Cyborg AI Minds are a true concept-based artificial intelligence with natural language understanding, simple at first and lacking robot embodiment, and expandable all the way to human-level intelligence and beyond. Privacy policy: Third parties advertising here may place and read cookies on your browser; and may use web beacons to collect information as a result of ads displayed here.

Friday, October 04, 2019

mfpj1004

Using parameters to declare the time-points of conceptual instantiation.
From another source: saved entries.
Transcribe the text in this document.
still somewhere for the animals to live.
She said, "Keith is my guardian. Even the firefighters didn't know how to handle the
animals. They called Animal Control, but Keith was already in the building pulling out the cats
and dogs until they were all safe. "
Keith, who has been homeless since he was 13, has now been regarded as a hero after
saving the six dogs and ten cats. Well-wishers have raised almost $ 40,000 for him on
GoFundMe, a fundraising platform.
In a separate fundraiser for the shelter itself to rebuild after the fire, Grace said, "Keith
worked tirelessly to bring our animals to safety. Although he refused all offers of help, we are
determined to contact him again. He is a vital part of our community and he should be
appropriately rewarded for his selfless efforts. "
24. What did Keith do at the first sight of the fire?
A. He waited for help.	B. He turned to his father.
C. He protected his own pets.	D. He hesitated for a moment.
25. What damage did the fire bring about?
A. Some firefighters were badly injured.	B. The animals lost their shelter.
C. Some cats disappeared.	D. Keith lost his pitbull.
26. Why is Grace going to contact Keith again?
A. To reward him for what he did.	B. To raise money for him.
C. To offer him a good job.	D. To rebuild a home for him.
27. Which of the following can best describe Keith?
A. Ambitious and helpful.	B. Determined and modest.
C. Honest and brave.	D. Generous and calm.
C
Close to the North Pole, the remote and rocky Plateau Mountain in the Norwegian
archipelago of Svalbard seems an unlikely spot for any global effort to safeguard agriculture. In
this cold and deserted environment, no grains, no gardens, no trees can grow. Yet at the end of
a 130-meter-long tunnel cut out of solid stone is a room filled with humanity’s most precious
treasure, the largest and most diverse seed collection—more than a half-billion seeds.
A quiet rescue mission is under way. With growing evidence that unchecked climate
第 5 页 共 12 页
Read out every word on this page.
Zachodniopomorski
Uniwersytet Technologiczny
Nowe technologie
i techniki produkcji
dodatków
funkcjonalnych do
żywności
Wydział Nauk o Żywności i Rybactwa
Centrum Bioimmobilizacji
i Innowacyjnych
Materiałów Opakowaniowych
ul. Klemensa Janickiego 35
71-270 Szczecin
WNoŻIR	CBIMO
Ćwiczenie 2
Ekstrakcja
[2019-10-02] Recently we have expanded the conceptual flag-panel of MindForth from fifteen tags to twenty-one associative tags, so that the free open-source artificial intelligence for robots may think a much wider variety of thoughts in English. Then we had to debug the function of the InFerence module to restore its ability to reason from two known facts in order to infer a new fact. For instance, the Forthmind knows the fact that students read books, and we tell the AI the fact that John is a student. Then the AI infers that perhaps John, being a student, reads books, and the incredibly brilliant Forth software asks us, "Does John read books?" We may answer yes, no, maybe or no response at all. Currently, though, we have the problem that InFerence works only once and fails to deal properly with repeated attempts to trigger an inference. We suspect that some of the variables involved in the process of automated reasoning are not being reset properly to their status ex quo ante before we made the first test of InFerence. Therefore we shall try a new technique of debugging which we have developed recently in one of the other AI Minds, namely the ghost.pl AI that thinks in both English and in Russian. We create a diagnostic display at the start of the EnThink module for thinking in English, so that we may see the values held by the variables associated with the InFerence module and the KbRetro module that retroactively adjusts the knowledge base (KB) of the AI Mind in accordance with whatever answer we have given when the AskUser module asks us to validate or contradict an inference. The following dialog shows us that some variables are not being properly reset to zero.

john is student

EnThink: becon= 1 yncon= 0 ynverb= 0 inft= 0
qusub= 0 qusnum= 1 subjnom= 504 prednom= 561 tkbn= 0
quverb= 0 seqverb= 0 seqtkb= 0 tkbv= 0
quobj= 0 dobseq= 0 kbzap= 0 tkbo= 0
DOES JOHN READ BOOKS
no

EnThink: becon= 0 yncon= 0 ynverb= 0 inft= 2084
qusub= 504 qusnum= 1 subjnom= 0 prednom= 0 tkbn= 2086
quverb= 863 seqverb= 0 seqtkb= 0 tkbv= 2087
quobj= 540 dobseq= 0 kbzap= 404 tkbo= 2088
A JOHN DOES NOT READ BOOKS

EnThink: becon= 0 yncon= 0 ynverb= 0 inft= 2118
qusub= 504 qusnum= 1 subjnom= 0 prednom= 0 tkbn= 0
quverb= 863 seqverb= 0 seqtkb= 0 tkbv= 0
quobj= 0 dobseq= 0 kbzap= 0 tkbo= 2088
PROFESSORS TEACH THE STUDENTS AND STUDENTS READ THE BOOKS

EnThink: becon= 0 yncon= 0 ynverb= 0 inft= 2152
qusub= 504 qusnum= 1 subjnom= 0 prednom= 0 tkbn= 0
quverb= 863 seqverb= 0 seqtkb= 0 tkbv= 0
quobj= 0 dobseq= 0 kbzap= 0 tkbo= 2088
I UNDERSTAND YOU AND YOU ARE A MAGIC
andru is student

EnThink: becon= 1 yncon= 0 ynverb= 0 inft= 2220
qusub= 504 qusnum= 1 subjnom= 501 prednom= 561 tkbn= 0
quverb= 863 seqverb= 0 seqtkb= 0 tkbv= 0
quobj= 0 dobseq= 0 kbzap= 0 tkbo= 2088
DOES ANDRU READ THE STUDENTS
Because some of the variables have not been reset, a second attempt to trigger an inference with "andru is student" results in a faulty query that should have been "Does Andru read books?" Let us reset the necessary variables and try again.

Upshot: It still does not work, because of a more difficult and more obscure bug in the assignment of conceptual associative tags. Well, back to the salt mines.

https://groups.google.com/d/msg/comp.lang.forth/xN3LRYEd5rw/uuUroGzhBAAJ

[2019-10-04] We may have made a minor breakthrough in the InStantiate module by doing one instantiation and by then using parameters such as part of speech (pos) and case (dba) to declare the initial time-points for subjects, verbs and objects. The EnParser module may then retroactively alter or modify the associative tags embedded at each identified time-point.